Не ее.
Он дал мне время, чтобы свыкнуться с этой мыслью.
Не ее.
Он бежал. Я бежал. Мы бежали. Мы были едины, но каждый оставался собой. Мы дрались, кусали друг друга до крови, тянули каждый в свою сторону — и все-таки наслаждались своим единением. Деревья расступились, и луна коснулась моей шерсти в молчаливой просьбе быть самим собой. Какая просьба возлюбленного может быть благородней? Именно об этом я просил Арабеллу. Об этом же она просила меня. Даже теперь.
Он бежал. Я бежал. Мы бежали. Иногда наша триада распадалась, и вместо меня, его или нас оставался лишь черный сгусток ночи, неотделимый от ветра в траве и от запахов в воздухе. Мы потерялись в ночи как теряется человек в музыке, и обрели себя, лишь вынырнув из нее.
Герн-хаус.
Дом.
Я за сотни ярдов учуял лошадиный пот, услышал перестук копыт в конюшне, тихое пофыркивание и звон металла о камень. Оставив позади мощенную гравием дорожку, я выбежал к парадной круглой лужайке. В доме бились семнадцать сердец — от мясника до мальчика, разносящего чай. Лунный свет высеребрил ставни. Хозяйская спальня располагалась на втором этаже. В теплые ночи, подобные этой, мы спали с раскрытым окном. Оно было открыто и теперь. Восемнадцатое сердце.

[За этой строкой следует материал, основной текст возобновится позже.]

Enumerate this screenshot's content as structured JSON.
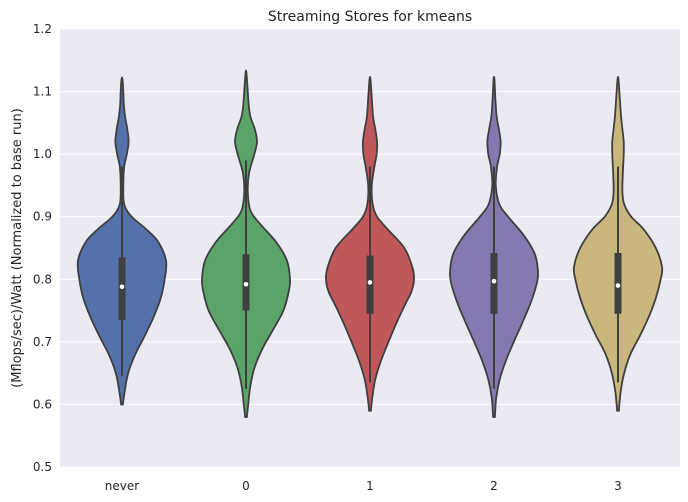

Существует точка зрения, будто единственное, что можно сделать с преступлением — это описать его. Факты, не чувства. Приведите нам даты и количество жертв, но не залезайте Гитлеру в голову. Это все, конечно, прекрасно — если летописец не причастен к преступлению. Но это не работает, если летописец и есть преступник.
Она спала на животе, обратив ко мне лицо, и на ее обнаженной руке и плече играл свет такой яркий, что я поразился, как он ее не разбудил. На краю сознания промелькнула мысль, что многие художники отдали бы все, лишь бы удостоиться чести запечатлеть эту картину: длинные темные волосы на белоснежной подушке, сомкнутые сиреневые бутоны глаз, рука Афродиты на затейливо расшитом покрывале. Но эта мысль так и осталась недодуманной, ибо все, что воспринимали мои глаза, было несравнимо беднее того, что чуял мой нос. Опьяняющее дыхание, апельсиновый парфюм, терпкий сладко-соленый пот (она принимала ванну нерегулярно), запах ужина, к которому она едва притронулась (копченая семга, компот из фруктов нашего сада и кофе), ее молодая женская кровь и теплый сонный аромат ее шелковой промежности. И все же — то, что воспринимало мое обоняние, было несравнимо беднее того, что я знал: что в эту секунду я был к ней ближе, чем когда-либо ранее, что все секреты раскрыты, сокровища найдены, стыд отринут, и каждый уголок души освещен и исследован. Я знал — это страшное, древнее божественное знание перешло ко мне от него — что нет способа более полно соединиться с любимым существом, чем убить его.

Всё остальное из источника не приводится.